Do the rest of us a favor. Draw your boundaries, and don’t apologize for it. It is your right, and the more people who draw the line with her, the more likely it is that lightning will strike and she’ll have a conversion. It happened to St. Paul, so you just never know! And by all means, do not chalk this up to some shortfall in yourself. Occam’s Razor says this is all on her!

As for the problem of sharing with others bringing on as much of a problem as you solve, my guess is that you admire your friends and think they are as patient and discrete as you are. You are probably an unusually patient and kind listener, and keep getting your surprises from the understandable mistake that you think they have equally high standards of friendship. That may be where you are going wrong. You may need a pastor or a professional or maybe one or two friends who are as good at this as you are for your sounding board. Try to forgive the rest for not having this as a long suit, but also try to narrow and write down your list of those you’ll trust with this kind of thing in the future. With the rest, avoid including them in your venting. That might help. It is worth a try. :shrug:

Don’t kick yourself when your friends make mistakes at being friends, though. That is also par for the course, and it happens to everyone, even the “healthy” ones (whoever that is). That your friends aren’t always perfect does not mean you did a thing wrong. It just means you have humans for friends, and make your own decisions without a crystal ball. If you make mistakes, don’t beat yourself up about it. The natural consequences of the mistakes is punishment enough, don’t you think? So let that be your penance, and feel free to let yourself off the hook for any more.

I know, that is work for you. I’m not saying force yourself to do it. I mean give yourself permission to do it. OK? OK!

Thank you.

I need to stop feeling guilty for reacting when people hurt me. Discussing such things here is a reality check and helps every time. I am grateful to everybody who has replied, offered advice and prayed for me.

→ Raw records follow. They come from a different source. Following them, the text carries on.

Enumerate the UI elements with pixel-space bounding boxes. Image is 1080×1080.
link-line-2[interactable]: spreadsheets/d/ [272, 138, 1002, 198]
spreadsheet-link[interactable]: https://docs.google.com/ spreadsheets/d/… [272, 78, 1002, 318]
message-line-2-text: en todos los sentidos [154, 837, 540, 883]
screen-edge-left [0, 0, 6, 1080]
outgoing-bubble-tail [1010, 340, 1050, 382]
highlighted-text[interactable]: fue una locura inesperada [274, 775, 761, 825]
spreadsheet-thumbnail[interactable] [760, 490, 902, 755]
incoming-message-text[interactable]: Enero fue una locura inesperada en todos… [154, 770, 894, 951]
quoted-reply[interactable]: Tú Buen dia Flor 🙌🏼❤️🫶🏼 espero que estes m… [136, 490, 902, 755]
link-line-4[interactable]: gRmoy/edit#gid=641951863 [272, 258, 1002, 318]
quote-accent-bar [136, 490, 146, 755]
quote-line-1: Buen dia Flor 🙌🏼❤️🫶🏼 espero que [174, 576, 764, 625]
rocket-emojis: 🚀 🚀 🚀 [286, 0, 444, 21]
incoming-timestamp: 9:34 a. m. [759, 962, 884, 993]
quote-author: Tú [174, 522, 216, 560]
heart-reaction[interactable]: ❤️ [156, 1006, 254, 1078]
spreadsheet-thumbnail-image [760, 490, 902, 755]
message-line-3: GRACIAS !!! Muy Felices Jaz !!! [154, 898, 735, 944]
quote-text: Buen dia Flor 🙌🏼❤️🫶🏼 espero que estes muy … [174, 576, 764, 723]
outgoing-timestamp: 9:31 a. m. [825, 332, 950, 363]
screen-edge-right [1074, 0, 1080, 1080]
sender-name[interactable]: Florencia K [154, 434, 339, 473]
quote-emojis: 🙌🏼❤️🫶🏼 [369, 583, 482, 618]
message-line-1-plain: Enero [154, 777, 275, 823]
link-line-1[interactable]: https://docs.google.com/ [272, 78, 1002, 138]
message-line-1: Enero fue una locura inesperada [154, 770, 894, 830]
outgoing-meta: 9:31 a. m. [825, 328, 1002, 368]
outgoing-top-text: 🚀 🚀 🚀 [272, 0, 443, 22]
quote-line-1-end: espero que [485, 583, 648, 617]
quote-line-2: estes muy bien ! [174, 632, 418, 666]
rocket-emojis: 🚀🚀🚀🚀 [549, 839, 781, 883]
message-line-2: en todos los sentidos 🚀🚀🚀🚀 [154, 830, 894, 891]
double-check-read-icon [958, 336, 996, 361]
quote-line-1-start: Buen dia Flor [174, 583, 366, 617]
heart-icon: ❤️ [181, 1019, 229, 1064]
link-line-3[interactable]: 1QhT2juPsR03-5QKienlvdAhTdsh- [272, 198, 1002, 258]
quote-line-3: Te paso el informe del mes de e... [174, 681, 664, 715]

It is a lot easier to start doing something than to stop doing something. I used to tell my catechism kids to treat guilt like a smoke detector. When it goes off, you look to see if it is a true alarm or a false alarm. If the alarm is false, you re-set the detector, but you don’t take the batteries out.

It is entirely naturally to feel a need to check yourself when you’ve been harsh with someone. Of course you will be driven to do a self-examination when you’ve hung up on somebody–wouldn’t you think anyone would? That’s OK. It is normal to go back over what was said and to decide, “Yes, I did fine, and if I had it to do over, I’d do it again” or to decide, “Wow, that was a bit much. She didn’t deserve that.”

When you get stuck over what it all means, look at the short list of trustworthy people, but do not beat yourself up over getting stuck. People get stuck in trying to figure out their feelings. It is OK!

I guess I’m just suggesting that you change from trying to not feel guilty and over to trying out some different tactics when it comes to handling the guilt feelings that all of us who are not sociopaths are going to feel from time to time. It could just be that you don’t have a bad habit of feeling guilty too much, but only have a skill at dealing with guilt feelings that needs some development. That is more attainable than stamping out guilty feelings, believe me!